Understanding the different ways investment vehicles are treated from a tax standpoint can be tricky business. Terms like ‘tax-deferred’ and ‘tax-deductible’ can be confused or misunderstood given the gamut of financial jargon that peppers almost any financial literature. But knowing how certain retirement savings tools are taxed can go a long way at helping you build a tax-efficient investment strategy. After all, whatever you save in taxes can be allocated towards funding your financial goals.
Let’s face it, no one likes taxes but, unfortunately, they are a fact of life and here to stay. However, while paying some tax is inevitable, the total amount you pay is not. Here are some simple ways you can understand what the different tax classifications mean and how you can grow your money as tax-efficiently as possible.
Tax-Deductible vs Tax-Deferred vs Tax-Free
First, let’s start by defining these often-confused tax classifications.
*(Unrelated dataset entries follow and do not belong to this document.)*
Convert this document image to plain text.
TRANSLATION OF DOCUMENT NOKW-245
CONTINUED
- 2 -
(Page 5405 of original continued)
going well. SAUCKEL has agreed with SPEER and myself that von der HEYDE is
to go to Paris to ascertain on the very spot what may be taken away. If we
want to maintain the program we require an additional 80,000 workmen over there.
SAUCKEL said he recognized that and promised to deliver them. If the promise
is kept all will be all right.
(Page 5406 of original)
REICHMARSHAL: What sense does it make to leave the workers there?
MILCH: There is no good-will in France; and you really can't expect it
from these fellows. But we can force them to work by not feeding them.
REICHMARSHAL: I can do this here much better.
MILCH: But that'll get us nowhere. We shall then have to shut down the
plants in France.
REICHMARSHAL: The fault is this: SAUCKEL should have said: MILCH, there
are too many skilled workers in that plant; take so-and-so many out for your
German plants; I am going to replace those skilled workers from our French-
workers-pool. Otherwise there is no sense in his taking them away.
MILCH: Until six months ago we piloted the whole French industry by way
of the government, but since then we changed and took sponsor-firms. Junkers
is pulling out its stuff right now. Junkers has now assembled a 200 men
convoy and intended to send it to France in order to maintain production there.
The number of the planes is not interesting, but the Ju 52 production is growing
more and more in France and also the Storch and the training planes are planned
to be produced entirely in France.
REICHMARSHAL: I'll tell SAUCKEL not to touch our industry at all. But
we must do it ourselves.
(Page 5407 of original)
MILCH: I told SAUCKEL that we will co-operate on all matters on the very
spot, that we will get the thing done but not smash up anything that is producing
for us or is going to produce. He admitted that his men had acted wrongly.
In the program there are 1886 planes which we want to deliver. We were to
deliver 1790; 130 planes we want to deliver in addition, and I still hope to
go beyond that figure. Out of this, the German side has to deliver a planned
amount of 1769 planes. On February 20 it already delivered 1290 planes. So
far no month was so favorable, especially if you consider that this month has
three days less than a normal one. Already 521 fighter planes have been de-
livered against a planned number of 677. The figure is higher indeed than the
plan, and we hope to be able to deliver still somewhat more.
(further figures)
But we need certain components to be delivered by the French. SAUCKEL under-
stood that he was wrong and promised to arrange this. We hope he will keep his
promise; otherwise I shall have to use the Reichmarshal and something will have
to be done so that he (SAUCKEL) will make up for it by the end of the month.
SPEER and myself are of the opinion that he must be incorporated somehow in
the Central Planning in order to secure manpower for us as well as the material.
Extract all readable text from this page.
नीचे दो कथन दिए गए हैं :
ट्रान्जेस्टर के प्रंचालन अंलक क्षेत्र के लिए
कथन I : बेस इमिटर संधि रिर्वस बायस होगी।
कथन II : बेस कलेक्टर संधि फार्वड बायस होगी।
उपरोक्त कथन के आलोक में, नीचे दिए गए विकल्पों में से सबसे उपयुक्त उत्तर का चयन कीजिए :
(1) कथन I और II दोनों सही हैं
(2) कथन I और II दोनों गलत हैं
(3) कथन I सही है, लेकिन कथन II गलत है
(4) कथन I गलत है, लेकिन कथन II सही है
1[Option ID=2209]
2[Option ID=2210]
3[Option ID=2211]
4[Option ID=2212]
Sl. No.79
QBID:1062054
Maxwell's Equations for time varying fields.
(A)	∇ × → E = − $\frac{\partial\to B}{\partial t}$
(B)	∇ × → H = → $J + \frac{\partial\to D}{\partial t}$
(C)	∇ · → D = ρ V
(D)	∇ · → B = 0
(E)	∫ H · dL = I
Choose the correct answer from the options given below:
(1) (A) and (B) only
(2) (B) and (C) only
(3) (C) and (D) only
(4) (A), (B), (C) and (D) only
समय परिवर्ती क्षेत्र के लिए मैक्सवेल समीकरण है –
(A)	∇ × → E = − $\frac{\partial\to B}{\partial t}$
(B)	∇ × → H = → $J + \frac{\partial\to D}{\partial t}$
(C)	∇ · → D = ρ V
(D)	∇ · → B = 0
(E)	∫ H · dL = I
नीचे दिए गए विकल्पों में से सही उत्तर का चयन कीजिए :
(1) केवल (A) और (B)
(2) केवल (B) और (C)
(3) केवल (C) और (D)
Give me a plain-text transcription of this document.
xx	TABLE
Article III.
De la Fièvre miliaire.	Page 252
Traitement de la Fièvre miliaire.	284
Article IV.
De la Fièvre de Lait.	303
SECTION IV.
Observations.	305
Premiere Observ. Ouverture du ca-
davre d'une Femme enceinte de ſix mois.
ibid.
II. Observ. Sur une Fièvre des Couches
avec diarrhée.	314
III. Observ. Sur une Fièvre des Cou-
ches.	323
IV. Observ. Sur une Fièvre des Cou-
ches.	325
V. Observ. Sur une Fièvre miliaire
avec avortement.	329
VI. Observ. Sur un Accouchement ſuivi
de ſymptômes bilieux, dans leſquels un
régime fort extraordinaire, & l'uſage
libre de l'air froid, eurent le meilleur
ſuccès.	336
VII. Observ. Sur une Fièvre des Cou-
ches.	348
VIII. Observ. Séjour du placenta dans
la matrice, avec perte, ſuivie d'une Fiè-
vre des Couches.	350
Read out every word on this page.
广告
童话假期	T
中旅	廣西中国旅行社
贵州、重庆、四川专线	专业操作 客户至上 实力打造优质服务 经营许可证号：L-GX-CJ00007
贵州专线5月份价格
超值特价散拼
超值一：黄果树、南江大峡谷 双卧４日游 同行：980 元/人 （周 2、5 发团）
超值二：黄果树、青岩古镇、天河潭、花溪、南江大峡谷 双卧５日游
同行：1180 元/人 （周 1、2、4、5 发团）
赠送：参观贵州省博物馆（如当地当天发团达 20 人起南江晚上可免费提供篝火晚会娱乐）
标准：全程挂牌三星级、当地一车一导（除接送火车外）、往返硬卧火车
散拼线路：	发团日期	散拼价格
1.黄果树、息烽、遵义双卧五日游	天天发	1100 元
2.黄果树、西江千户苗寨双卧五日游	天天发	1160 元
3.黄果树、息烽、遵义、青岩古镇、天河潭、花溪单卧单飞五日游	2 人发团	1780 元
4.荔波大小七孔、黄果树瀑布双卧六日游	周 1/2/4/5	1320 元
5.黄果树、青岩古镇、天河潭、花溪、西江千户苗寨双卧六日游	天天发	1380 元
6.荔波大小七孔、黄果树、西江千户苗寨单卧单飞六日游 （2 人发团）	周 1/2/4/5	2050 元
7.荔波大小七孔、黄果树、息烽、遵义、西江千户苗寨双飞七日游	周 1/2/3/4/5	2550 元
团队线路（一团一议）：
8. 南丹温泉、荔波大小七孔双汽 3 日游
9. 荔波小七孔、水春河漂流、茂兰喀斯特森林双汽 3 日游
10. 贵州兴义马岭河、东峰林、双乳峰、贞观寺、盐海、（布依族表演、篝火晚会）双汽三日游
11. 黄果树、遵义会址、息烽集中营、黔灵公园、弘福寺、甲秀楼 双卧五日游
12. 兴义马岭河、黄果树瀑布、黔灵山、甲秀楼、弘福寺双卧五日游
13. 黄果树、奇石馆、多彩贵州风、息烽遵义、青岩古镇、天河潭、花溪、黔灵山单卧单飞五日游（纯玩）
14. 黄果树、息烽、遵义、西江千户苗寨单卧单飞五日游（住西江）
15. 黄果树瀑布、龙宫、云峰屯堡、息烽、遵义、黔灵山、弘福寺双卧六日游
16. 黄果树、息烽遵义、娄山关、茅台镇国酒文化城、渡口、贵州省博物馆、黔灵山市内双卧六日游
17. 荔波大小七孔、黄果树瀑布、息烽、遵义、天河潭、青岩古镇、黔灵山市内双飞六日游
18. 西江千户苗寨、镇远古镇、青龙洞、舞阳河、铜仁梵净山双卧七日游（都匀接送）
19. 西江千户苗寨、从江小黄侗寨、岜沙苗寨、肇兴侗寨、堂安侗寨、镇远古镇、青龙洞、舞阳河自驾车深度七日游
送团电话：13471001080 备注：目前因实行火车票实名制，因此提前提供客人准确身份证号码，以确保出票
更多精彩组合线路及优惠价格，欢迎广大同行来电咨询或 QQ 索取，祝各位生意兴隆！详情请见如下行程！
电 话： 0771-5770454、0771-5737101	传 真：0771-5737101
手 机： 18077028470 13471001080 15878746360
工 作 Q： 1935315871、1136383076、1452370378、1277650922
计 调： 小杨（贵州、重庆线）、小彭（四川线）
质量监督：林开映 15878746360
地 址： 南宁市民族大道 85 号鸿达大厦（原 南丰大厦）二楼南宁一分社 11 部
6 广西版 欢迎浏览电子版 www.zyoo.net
Tax-Deductible: Retirement assets are considered tax-deductible when contributions can be deducted from taxable income when calculating income tax due. What this does is reduces your taxable income, saving you from having to pay higher taxes today.
Example: Your gross paycheck is $4,000, and you put $400 of that into your 401(k) before taxes are applied. The $400 is tax deductible which means you are taxed as if you only earned $3,600. If your income is taxed at a 24% rate you would have owed $960 in tax on the entire $4,000. However since you contributed $400 you only pay taxes of $864 (a savings of $96 or 24% of $400).
Tax-Deferred: This refers to being able to postpone paying taxes on the growth on your retirement assets until you start taking distributions. Depending on how you invest, your money grows through compounding interest, capital gains, and/or dividends. But rather than having to pay taxes on your portfolio’s growth at the time the growth occurs, tax-deferred means you’ll simply pay taxes later.
Example: Using the previous example, the $400 invested in your 401(k) is now growing tax-deferred. You will pay no tax on the money until you take it out of the account (you can start taking these funds at 59 ½ and must start taking them at 70 ½). When you do finally take it out, the funds will be treated as taxable income.
Tax-Free: Tax fee means that exactly that, funds aren’t taxed, ever.
Example: If you live in New York and purchase certain types of New York municipal bonds, the interest payments you receive from that bond may be tax-free, meaning you pay no state or federal taxes on the income.
Now let’s look at two accounts that should be part of any tax-efficient investment strategy.
2 of the Best Tax-Efficient Accounts
1. Roth IRA
You don’t have to look far to learn that a Roth IRA is one of the most tax-advantaged ways to save toward retirement. Unlike a Traditional IRA, a Roth IRA is funded with after-tax dollars and then grows tax-free and can be withdrawn tax free.
Roth IRAs were specially created by Delaware Senator William Roth to incentivize people to save more for retirement. The incentive to invest in a Roth IRA is so appealing that there are strict income limits on who can invest in a Roth IRA and how much can be contributed to it annually.
· If you are single, you must have a modified adjusted gross income under $135,000 to contribute to a Roth IRA for the 2018 tax year, but contributions are reduced starting at $120,000.
· If you are married filing jointly, your MAGI must be less than $199,000, with reductions beginning at $189,000.
· If you are under 50, you may contribute up to $5,500 in 2018. If you are 50 or over, you may contribute $6,500.
2. Health Savings Account
There is one financial tool out there that has the greatest tax benefit of all. The contributions you make into it are tax-deductible, your money grows tax-free, and withdrawals are tax-free. This triple tax benefit is a quality unique to Health Savings Accounts (HSA).
Health savings accounts allow people with high-deductible health plans to invest money that they can then use for current healthcare costs and save toward future healthcare needs. As long as you use the money on qualified medical costs, you get all three tax benefits.
Having a mix of investment vehicles that are taxed differently is helpful in retirement so that you can operate successfully on a fixed income. Your traditional 401(k) or IRA will likely be your primary income but remember you pay taxes with every distribution. When you have a large expense, like taking a family vacation, you may want to look toward your tax-free Roth IRA funds that won’t require an associated tax bill to use. And with healthcare costs typically being the highest later in life, having money set aside in an HSA can provide much-needed cover against financial hardship due to an unexpected illness.
Tax-efficient investing isn’t just a good idea; it’s one of the smartest ways to plan for your long-term needs.